Abim ilk göbektir, ben sonuncuyum. Ablama pek güvenmez abim, kitaplardan bahsetmez ona. Bir ben bilirim kitapların yerini. Birkaç kez aldım karıştırdım sayfaları. Hiç resim yoktu. Hepsi yazı. Ufacıktı yazılar, pire kadar. Okuyamadım. Birkaç sözcük okumak için zorladım kendimi ama hiçbir şey anlayamadım. “Bunlar okul kitapları değil” dedi abim.
Abim çok güzel okuyor. Ne kadar küçük olursa olsun yazıları, her çeşit kitabı okuyabiliyor. Bilgilidir abim, her şeyi bilir.
Okumam iyi değil. İki yıl okula gittim, hiç sevmedim. Acaip bir görüntüsü vardı öğretmenin. Göbeği öküz karnı gibi. Kafası keldir, çapaklıdır gözleri. Zaten okuldan hoşlanmıyorum. Sıkılıyorum okulda, nefesim daralıyor.

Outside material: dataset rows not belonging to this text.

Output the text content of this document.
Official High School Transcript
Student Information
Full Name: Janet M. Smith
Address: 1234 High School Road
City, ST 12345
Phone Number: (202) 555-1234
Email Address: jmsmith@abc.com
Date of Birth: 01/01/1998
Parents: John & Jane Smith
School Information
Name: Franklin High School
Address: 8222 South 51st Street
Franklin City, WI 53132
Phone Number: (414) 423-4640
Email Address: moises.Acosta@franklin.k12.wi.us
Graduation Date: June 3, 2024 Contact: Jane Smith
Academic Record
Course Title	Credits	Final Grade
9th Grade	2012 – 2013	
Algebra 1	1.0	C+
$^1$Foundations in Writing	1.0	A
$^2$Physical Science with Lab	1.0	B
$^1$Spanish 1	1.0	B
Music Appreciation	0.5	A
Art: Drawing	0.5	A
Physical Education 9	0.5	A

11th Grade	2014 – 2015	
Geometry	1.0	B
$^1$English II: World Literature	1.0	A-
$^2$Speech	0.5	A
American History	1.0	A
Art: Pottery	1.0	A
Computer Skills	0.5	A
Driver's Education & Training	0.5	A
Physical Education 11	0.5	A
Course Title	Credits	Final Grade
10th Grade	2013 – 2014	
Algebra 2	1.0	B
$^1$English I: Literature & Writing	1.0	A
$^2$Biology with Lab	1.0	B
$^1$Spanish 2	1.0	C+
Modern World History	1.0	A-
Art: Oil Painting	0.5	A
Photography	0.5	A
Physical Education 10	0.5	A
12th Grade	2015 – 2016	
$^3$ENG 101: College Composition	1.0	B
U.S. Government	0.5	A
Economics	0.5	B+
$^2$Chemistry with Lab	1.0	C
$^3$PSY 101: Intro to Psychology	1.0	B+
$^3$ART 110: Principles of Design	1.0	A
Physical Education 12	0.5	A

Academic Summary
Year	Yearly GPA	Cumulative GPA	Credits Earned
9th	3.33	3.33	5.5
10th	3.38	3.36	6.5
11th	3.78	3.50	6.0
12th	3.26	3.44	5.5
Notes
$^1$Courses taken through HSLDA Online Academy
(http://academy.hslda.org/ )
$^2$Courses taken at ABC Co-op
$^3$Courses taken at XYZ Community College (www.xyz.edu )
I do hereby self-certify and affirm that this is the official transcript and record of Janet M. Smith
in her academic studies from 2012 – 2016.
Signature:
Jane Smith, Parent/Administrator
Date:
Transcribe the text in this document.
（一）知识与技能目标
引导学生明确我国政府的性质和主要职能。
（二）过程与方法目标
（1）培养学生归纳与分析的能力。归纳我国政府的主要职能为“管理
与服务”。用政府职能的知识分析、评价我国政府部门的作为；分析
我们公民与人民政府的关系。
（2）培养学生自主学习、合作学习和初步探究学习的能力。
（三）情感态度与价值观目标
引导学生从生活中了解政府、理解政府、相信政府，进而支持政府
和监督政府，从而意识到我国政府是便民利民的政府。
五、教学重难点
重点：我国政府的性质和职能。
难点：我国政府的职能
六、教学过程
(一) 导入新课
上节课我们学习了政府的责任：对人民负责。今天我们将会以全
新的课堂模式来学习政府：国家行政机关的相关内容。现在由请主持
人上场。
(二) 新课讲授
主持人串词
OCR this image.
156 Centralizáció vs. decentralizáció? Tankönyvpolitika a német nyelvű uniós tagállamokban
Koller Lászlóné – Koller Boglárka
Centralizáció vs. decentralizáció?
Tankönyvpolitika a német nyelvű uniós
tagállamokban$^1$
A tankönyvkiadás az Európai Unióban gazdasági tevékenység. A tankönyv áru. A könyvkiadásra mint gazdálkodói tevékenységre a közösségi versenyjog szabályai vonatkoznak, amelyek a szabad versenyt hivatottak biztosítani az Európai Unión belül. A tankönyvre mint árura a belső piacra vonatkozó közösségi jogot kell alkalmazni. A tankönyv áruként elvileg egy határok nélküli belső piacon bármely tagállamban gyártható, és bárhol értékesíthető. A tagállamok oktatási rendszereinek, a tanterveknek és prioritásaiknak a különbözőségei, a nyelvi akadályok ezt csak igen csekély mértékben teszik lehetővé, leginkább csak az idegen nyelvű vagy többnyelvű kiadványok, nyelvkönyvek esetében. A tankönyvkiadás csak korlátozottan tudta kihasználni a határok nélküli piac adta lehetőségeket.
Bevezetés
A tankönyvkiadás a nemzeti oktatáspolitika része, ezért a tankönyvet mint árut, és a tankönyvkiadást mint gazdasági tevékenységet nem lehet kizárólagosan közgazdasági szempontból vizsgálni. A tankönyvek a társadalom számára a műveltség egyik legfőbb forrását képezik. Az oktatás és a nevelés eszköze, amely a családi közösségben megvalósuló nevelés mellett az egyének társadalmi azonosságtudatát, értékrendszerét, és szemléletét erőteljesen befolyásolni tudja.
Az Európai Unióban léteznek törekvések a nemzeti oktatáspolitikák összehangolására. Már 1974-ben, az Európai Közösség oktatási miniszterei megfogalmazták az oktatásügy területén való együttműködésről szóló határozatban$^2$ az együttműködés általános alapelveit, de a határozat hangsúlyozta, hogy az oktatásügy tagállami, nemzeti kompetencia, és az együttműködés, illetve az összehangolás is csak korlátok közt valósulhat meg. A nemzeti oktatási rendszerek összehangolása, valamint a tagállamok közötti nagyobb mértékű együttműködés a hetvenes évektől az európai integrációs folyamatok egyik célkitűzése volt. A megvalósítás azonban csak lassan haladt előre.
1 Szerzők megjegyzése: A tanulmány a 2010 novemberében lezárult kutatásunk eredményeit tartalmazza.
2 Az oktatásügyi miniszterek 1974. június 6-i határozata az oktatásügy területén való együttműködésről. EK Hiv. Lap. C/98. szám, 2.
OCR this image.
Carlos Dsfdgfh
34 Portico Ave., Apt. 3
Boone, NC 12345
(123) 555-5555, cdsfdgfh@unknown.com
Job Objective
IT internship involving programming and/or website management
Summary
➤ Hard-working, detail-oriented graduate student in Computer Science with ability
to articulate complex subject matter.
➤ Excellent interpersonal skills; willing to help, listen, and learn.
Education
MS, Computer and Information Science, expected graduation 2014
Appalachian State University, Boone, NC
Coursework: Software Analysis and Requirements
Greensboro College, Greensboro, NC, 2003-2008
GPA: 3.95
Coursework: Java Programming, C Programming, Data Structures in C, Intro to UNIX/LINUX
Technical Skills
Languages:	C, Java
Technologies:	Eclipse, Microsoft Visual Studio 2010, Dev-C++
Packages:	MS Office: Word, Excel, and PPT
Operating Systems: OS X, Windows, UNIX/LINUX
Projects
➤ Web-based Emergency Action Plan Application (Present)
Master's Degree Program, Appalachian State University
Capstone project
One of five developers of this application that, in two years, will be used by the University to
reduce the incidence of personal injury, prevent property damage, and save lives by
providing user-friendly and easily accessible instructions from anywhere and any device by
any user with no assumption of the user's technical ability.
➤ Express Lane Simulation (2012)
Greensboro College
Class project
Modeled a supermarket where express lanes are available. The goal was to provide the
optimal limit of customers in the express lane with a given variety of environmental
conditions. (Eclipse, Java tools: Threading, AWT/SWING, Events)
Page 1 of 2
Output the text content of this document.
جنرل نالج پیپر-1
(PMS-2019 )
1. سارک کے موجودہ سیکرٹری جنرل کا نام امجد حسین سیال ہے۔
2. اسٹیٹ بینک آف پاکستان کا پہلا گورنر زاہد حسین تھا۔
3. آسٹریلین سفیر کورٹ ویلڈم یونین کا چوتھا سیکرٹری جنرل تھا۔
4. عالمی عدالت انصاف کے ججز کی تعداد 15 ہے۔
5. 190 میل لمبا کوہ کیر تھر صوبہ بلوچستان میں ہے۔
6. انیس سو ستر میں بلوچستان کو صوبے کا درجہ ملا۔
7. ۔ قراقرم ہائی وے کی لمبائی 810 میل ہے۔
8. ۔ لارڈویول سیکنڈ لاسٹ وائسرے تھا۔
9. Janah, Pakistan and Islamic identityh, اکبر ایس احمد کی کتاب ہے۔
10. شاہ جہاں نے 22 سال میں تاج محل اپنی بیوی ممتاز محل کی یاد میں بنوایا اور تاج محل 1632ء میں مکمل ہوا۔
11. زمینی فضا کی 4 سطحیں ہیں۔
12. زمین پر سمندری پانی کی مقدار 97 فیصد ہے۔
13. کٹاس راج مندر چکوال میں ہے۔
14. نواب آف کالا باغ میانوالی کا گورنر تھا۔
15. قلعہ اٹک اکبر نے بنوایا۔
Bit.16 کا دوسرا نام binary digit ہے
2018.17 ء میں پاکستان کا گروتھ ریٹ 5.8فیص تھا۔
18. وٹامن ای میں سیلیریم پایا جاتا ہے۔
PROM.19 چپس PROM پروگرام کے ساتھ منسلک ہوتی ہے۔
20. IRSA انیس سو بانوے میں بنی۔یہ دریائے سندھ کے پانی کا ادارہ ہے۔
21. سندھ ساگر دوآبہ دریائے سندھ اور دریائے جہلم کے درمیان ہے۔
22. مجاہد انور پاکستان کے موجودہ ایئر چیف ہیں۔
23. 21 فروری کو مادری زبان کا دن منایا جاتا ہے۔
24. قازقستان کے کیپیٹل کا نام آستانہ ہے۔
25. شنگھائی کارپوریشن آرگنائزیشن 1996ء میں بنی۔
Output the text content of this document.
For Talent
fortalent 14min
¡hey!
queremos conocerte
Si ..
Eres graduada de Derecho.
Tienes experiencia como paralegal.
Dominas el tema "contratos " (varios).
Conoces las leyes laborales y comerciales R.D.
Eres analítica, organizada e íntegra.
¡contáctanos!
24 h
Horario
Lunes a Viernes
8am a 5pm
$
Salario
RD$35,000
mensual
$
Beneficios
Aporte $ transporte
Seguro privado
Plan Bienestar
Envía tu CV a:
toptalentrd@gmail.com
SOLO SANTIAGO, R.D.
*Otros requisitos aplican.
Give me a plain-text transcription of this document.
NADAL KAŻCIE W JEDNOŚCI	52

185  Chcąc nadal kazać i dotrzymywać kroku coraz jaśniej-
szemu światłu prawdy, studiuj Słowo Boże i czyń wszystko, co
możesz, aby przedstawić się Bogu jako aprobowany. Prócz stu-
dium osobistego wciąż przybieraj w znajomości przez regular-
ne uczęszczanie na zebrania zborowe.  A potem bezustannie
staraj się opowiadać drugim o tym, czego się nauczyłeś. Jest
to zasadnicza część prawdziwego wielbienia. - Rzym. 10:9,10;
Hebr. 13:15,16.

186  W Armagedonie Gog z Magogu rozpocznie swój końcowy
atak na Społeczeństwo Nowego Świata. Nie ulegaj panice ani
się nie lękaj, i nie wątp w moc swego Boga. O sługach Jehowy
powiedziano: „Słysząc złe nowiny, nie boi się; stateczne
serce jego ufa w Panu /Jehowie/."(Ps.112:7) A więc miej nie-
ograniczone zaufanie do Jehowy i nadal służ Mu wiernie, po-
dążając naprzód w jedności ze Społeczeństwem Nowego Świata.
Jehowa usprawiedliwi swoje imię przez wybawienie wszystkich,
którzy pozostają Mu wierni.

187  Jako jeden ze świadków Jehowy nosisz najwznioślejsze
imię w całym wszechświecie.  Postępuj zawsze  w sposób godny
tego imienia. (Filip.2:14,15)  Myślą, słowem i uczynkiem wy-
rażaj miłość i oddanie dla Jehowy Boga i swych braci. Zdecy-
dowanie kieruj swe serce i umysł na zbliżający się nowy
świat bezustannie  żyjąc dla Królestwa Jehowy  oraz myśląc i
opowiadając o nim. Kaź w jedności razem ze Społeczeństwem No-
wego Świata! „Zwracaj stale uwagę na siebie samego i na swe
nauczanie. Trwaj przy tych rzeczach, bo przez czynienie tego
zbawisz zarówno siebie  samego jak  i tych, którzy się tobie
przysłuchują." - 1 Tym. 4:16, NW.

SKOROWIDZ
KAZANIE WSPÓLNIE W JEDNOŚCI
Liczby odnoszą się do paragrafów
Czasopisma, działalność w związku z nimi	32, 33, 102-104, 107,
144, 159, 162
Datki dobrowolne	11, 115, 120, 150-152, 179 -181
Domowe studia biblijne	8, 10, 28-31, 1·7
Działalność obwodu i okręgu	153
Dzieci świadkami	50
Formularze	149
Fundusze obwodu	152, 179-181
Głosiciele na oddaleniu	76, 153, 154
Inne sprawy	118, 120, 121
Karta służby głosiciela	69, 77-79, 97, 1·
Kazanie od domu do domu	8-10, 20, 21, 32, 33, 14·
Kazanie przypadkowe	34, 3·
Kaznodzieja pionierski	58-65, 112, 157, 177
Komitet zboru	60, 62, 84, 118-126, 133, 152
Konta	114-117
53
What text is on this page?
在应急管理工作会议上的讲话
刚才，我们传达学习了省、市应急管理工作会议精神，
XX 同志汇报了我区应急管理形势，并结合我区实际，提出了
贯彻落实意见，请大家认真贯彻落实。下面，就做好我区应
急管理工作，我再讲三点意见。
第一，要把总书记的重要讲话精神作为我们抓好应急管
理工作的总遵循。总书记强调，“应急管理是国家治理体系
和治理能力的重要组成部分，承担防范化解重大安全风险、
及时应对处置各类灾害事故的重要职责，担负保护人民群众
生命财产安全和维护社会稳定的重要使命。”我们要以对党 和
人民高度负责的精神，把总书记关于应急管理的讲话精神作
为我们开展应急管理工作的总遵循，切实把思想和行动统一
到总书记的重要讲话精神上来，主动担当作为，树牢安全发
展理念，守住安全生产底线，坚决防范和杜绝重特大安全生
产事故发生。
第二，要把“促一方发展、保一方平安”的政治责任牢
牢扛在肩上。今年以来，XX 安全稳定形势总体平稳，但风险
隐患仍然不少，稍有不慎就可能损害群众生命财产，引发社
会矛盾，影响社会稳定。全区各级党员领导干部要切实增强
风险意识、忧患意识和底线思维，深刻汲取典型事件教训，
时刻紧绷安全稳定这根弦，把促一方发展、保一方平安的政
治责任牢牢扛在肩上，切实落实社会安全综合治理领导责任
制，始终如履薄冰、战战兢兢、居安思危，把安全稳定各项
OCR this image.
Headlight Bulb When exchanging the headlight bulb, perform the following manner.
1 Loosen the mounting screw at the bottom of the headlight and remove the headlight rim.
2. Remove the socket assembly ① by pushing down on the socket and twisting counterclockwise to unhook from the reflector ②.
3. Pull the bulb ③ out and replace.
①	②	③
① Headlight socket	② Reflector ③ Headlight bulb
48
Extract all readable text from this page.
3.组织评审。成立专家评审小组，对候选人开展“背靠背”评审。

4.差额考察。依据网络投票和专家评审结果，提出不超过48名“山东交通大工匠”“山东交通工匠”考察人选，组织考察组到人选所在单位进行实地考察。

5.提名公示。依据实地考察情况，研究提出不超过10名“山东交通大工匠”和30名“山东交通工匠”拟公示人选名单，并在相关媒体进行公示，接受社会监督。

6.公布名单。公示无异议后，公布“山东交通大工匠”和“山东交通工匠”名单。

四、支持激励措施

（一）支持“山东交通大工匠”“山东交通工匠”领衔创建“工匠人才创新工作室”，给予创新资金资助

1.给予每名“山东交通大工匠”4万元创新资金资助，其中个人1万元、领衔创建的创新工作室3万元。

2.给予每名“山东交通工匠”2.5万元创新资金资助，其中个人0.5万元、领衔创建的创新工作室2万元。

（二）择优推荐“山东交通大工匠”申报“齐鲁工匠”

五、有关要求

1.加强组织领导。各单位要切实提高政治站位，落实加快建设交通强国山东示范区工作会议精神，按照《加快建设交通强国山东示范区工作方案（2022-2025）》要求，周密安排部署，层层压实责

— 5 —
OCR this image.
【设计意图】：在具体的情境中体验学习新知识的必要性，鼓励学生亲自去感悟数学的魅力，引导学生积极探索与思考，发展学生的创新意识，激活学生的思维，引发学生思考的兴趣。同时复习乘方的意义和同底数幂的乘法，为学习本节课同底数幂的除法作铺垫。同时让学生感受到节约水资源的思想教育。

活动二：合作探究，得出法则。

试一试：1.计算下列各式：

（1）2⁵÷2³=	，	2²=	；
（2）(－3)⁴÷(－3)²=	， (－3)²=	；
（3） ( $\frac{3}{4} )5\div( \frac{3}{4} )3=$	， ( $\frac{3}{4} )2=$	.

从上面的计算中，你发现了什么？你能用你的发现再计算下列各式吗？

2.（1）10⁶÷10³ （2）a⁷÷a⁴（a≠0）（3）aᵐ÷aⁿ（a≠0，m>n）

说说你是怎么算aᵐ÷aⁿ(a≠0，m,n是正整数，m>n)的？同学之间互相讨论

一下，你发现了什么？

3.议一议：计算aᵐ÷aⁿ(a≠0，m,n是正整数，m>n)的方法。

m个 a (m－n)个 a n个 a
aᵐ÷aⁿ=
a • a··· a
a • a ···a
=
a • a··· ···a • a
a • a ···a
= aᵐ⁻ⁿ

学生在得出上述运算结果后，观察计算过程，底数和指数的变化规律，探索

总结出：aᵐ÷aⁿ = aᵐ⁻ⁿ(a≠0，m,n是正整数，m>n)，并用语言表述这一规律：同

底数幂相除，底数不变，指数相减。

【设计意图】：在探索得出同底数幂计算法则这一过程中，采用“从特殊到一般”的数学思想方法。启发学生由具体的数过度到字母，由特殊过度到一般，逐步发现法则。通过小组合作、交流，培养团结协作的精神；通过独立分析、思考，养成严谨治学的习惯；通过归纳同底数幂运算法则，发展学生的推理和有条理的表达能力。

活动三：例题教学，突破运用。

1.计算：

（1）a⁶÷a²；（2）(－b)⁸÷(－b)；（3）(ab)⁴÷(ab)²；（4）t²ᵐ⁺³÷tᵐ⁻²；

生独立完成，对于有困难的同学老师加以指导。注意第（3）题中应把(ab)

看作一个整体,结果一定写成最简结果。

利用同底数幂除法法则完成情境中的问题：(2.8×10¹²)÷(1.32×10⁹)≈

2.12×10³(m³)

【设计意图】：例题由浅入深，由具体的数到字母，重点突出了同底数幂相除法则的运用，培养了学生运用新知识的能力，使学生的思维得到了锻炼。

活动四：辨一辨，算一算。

Ben kelebekleri severim. Çiçekleri, çayırları, ağaçları, kuşları severim. Derenin kenarında güzel taşlar var. İncecik olanları, yassı, yuvarlak olanları var. Ben bostanı severim, bostan işinden anlarım. Anlamıyor olsaydım abimle hiç bu yıl bostan işini üzerimize alır mıydık?
Şafak vaktiydi. Uyandım. Güneş henüz doğmamış. Abim hala uyuyor. Vardım çeşmeye. Aman Allahım! Askerler derenin karşı kıyısından bizim eve doğru geliyor. Hemen geri döndüm, uyandırdım abimi. “Askerler geliyor askerler!” dedim. Yatağından sıçradı, yüklüğün altından kitapları kaptığı gibi evimizin arka tarafındaki taşlıklarda gizledi. Döndü, çabucak giyindi.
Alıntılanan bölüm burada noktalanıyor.